Recommended storage scheme for home server? (LVM/JBOD/RAID 5...)

See footnote [1] in above link to see what happens with cheap storage when you need it the most.

This is all a moot point however until you profile how your the target application actually uses storage. You might find that parallelism is possible, so one block can be used for reading results, and one for writing them. This could be further abstracted behind a RAID0 (until the HBA reports QUEUE_FULL) with the results backed up via rsync.

It really depends, saying "I'm doing image analysis" without defining the workload or level of service just isn't enough; even if you did, that level of performance analysis is real work, I know it's something "I" wouldn't do in my spare time. My intentions are to get you thinking about your application to create your own solutions. Spindles are always the slowest part of your system, plan accordingly.

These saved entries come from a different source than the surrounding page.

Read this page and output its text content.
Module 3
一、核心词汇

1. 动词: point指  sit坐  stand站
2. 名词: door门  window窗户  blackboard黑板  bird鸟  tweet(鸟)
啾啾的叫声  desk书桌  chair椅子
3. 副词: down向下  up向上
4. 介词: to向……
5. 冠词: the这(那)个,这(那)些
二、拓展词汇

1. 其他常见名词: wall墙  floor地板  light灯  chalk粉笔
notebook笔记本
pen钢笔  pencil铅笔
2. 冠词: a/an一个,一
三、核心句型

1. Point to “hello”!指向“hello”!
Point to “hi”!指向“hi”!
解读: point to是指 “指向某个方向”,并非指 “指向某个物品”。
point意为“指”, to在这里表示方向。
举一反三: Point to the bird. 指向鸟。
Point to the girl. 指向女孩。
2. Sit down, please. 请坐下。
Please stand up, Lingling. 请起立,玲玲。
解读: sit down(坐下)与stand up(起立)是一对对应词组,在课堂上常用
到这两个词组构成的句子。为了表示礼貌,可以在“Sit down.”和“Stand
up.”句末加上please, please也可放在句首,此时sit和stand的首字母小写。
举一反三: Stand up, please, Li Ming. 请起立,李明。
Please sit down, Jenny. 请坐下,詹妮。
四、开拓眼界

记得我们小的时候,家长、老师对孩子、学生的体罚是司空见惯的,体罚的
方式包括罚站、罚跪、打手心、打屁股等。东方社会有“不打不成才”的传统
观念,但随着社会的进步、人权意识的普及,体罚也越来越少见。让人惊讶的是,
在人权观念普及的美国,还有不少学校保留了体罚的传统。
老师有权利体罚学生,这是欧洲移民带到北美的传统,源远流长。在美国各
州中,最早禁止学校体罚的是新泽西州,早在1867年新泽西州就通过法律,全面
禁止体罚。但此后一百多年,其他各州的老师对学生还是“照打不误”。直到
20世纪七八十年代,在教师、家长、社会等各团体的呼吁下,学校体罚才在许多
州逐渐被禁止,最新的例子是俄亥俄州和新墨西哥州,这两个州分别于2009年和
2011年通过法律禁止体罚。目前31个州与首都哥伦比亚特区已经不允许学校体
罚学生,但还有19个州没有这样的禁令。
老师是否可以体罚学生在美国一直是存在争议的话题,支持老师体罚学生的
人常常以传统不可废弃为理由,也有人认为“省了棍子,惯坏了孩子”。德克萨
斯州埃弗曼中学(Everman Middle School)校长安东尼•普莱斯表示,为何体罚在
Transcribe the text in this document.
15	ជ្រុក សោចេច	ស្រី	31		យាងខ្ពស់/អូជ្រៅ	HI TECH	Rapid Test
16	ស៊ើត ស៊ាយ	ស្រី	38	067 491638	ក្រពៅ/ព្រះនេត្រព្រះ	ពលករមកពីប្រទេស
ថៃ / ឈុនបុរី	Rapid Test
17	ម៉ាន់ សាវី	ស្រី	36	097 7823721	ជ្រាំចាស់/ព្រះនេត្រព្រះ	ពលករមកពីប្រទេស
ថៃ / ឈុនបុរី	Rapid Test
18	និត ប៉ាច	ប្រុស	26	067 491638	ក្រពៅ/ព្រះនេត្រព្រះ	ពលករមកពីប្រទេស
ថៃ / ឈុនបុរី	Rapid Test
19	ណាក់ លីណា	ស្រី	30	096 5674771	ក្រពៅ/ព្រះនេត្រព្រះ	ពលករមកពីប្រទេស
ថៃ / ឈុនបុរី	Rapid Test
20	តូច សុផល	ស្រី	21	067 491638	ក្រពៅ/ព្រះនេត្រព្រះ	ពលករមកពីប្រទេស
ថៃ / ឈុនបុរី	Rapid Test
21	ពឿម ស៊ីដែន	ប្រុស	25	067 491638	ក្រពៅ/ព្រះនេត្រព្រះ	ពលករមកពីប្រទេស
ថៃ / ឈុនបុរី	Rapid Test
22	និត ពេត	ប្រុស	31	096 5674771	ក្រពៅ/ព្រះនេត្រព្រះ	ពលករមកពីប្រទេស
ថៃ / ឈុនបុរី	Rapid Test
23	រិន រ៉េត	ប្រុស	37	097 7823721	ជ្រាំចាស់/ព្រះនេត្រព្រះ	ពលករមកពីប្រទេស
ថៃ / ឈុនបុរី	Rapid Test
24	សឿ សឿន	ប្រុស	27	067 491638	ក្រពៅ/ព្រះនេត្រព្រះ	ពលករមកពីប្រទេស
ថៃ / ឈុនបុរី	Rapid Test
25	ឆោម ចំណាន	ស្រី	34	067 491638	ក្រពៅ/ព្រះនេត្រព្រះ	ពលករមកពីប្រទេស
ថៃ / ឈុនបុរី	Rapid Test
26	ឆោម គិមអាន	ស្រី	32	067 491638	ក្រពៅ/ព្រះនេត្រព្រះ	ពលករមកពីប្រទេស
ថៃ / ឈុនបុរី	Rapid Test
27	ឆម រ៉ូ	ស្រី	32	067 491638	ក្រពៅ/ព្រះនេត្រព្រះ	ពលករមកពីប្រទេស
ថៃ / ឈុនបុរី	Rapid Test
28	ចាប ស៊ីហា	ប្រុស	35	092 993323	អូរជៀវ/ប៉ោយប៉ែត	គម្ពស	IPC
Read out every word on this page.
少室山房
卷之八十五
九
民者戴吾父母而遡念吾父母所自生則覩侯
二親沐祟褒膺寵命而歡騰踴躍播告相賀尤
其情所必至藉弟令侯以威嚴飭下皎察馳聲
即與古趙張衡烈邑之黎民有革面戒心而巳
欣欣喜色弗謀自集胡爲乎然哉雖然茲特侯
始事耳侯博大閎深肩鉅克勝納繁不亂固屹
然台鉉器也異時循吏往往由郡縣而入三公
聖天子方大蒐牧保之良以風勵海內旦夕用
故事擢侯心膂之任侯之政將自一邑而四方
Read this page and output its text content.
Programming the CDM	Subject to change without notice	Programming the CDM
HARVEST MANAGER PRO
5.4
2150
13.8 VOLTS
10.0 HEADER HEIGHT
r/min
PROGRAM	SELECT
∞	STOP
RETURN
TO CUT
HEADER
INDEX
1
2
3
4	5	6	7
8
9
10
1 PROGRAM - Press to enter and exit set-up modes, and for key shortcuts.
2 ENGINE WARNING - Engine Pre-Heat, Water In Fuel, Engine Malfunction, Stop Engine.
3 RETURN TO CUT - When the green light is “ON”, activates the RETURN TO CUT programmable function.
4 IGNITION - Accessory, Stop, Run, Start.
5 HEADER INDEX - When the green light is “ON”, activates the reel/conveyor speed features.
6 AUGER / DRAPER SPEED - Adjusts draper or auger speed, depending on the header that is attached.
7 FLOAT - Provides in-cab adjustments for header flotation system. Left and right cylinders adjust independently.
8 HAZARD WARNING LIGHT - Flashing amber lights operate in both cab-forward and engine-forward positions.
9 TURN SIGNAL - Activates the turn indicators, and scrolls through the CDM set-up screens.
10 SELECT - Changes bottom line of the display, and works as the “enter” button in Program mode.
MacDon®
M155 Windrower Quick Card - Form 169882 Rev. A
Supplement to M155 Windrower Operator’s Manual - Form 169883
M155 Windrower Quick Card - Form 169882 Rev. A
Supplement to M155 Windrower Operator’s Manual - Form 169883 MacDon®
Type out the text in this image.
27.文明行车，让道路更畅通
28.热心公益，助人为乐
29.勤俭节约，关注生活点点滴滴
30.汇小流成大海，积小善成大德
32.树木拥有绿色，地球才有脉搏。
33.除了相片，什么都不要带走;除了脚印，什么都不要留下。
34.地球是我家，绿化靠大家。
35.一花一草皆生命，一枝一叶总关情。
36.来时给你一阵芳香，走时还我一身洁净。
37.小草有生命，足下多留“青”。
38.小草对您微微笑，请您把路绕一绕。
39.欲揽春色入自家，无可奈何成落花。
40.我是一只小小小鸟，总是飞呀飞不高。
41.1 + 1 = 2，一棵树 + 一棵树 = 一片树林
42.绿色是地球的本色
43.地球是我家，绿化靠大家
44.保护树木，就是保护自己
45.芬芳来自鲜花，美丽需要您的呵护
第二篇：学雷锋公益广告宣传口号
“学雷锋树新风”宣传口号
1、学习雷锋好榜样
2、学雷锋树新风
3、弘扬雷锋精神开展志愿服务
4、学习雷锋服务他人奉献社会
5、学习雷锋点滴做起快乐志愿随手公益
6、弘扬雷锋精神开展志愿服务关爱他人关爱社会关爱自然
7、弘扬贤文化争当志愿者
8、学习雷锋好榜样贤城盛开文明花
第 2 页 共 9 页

One idea if you wish to do the multi-array approach would be creating two RAID 1's, on separate controllers, and adding those MD devices to a LVM VG for management. Sure a RAID 10 is fast, but it's still one storage queue, now you have two, and with separate controllers there's no HBA queue sharing either.

Performance Notes:

Remember, SW RAID is no different than HW RAID, understand how it works or when it fails you might end up being more at risk as opposed to say spending your energies creating a regular backup strategy (rsync.net) instead. I've lost count of the number of users who've lost everything because they didn't read the manual and actually test the failure modes.